Однажды, теплой июньской ночью, а правильней сказать, поздним вечером, потому что ночь в июне приходит только назавтра, Гарик и Геныч сидели в детсадовской беседке и курили. Табак был просто табак, но он кружил им головы, потому что индейцы только недавно научились затягиваться «в себя». А получасом ранее беседка еще полна была народу, потому что в ней любила повечерять окрестная общность не старше семнадцати лет. Общность блеяла под гитару, грызла семечки и вела разговоры, состоявшие по большей части из междометий.

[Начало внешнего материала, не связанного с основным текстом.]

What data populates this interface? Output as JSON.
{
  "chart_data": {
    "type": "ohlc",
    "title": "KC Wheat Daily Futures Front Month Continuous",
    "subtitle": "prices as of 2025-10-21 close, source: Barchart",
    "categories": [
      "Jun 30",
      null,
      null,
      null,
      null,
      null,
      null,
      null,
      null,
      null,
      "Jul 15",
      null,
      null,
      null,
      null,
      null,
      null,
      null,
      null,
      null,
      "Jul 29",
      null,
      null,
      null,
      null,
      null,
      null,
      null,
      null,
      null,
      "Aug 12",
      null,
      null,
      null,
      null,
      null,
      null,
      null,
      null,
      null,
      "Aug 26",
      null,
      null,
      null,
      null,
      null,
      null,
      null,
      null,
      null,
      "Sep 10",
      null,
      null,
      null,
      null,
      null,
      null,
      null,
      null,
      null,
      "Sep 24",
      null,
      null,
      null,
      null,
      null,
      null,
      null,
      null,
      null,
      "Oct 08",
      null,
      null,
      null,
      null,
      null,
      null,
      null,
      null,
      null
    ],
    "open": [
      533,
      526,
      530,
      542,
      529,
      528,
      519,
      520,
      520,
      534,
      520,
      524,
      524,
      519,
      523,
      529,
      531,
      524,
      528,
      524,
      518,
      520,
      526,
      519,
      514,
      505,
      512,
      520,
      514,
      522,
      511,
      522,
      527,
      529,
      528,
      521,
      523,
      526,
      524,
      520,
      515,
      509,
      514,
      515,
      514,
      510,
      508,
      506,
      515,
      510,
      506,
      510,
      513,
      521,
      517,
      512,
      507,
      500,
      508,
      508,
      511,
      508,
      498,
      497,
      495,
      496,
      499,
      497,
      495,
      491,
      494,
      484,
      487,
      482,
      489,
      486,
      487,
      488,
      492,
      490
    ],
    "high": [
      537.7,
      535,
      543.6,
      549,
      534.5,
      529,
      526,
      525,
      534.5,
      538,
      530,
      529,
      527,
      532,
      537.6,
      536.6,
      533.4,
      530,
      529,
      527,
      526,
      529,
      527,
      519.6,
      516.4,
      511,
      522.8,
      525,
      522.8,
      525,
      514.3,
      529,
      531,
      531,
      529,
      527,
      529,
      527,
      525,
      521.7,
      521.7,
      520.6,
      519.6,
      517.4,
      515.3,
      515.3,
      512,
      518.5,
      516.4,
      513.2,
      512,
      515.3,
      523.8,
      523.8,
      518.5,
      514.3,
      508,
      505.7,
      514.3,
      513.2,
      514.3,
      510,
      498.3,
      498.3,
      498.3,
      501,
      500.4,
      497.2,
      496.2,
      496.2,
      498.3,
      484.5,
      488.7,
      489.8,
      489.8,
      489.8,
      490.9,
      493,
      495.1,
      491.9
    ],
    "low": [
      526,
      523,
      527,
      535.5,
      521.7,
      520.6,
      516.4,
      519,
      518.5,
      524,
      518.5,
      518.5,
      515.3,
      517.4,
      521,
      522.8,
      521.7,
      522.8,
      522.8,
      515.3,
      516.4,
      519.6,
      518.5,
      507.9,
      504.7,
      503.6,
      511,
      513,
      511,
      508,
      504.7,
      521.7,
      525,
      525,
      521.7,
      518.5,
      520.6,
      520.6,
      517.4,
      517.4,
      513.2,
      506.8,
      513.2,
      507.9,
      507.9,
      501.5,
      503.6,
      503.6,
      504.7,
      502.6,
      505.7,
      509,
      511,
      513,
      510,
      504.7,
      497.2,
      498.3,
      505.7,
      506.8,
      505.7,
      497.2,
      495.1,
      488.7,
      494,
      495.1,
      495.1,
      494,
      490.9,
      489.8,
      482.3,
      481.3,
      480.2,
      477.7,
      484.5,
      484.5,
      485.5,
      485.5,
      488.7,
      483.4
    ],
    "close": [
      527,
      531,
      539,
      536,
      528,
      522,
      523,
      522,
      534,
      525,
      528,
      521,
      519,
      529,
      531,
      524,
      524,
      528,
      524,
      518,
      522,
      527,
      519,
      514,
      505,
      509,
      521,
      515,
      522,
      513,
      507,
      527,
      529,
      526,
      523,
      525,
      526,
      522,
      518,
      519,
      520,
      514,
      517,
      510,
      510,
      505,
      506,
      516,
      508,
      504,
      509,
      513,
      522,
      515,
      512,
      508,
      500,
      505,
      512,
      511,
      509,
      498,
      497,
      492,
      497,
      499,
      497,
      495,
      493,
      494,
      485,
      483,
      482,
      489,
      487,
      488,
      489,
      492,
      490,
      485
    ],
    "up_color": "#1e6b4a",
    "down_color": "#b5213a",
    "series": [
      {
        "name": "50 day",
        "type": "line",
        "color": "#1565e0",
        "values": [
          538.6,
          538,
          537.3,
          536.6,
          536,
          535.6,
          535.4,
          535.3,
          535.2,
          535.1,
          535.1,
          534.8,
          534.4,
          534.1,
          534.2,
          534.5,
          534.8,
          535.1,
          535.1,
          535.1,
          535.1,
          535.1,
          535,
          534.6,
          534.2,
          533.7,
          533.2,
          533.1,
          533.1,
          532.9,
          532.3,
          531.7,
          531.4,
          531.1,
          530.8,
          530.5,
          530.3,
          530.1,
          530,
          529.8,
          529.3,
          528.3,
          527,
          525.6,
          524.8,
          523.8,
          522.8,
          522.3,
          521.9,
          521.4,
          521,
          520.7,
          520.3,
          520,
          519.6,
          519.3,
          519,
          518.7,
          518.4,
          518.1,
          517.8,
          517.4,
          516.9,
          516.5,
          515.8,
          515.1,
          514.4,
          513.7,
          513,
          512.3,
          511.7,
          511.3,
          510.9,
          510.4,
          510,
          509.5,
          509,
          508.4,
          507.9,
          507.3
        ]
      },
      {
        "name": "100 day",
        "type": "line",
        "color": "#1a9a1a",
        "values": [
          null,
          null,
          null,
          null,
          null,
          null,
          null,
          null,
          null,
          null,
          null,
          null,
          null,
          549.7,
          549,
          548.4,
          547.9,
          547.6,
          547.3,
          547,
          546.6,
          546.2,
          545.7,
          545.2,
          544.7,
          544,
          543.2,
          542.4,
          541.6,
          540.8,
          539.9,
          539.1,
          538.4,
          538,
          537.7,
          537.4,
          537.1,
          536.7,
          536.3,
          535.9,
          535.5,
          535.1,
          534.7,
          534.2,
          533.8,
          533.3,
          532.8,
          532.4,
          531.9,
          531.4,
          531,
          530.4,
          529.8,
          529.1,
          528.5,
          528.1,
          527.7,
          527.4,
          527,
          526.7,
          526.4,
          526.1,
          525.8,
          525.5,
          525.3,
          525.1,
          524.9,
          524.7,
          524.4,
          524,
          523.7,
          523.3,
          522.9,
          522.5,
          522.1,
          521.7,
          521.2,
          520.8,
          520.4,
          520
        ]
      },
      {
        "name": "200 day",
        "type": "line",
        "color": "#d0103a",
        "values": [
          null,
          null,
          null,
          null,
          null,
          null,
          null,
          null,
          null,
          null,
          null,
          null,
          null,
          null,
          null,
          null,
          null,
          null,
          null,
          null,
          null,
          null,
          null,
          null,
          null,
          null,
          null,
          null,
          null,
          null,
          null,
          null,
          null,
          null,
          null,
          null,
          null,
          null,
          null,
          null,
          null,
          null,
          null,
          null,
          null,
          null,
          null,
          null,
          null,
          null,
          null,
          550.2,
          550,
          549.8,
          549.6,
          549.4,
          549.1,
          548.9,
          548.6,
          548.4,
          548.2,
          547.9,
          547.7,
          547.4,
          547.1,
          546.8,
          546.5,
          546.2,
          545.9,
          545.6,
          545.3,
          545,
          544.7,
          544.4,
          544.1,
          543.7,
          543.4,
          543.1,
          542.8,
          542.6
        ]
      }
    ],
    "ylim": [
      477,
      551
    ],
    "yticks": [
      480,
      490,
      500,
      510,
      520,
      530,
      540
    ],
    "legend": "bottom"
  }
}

Теперь беседка обезлюдела. Пол ее был усеян семечковой шелухой и окурками, а по углам таяли сугробы табачного дыма, медленно утекая сквозь дощатые стены. Но в головах у Гарика с Генычем еще звучал гитарный романтический звон. Им совершенно не хотелось спать, и настроение у обоих было самое что ни на есть индейское. Друзей тянуло на приключения.

— А что? — предложил кто-то из них. — Давай сегодня пошляемся?

«Пошляться» — это был их пароль. Он обозначал любимое индейское занятие — военные маневры против вымышленного неприятеля. Будь Гарик с Генычем помоложе, они бы давно уже шлялись, вместо того чтобы тратить вечер попусту. Но в том-то и беда, что индейцы были стары и уже не так сильны на вымысел, как прежде. Воображение их с возрастом ослабело и не могло представить детсадовский двор техасским ранчо, а улицы микрорайона превратить в каньоны и ущелья. Даже под флером июньской ночи действительность не желала пересоздаваться, как ни зажмуривайся. Поэтому, когда один индеец предложил другому пошляться, другой только кивнул согласно… и оба не двинулись с места. В эту важную минуту они поняли, что им остается либо как-то примениться к предлагаемой реальности, либо идти спать.

И тут Гарика осенило.

— Идея! — воскликнул он. — Давай запоремся в «Дружбу».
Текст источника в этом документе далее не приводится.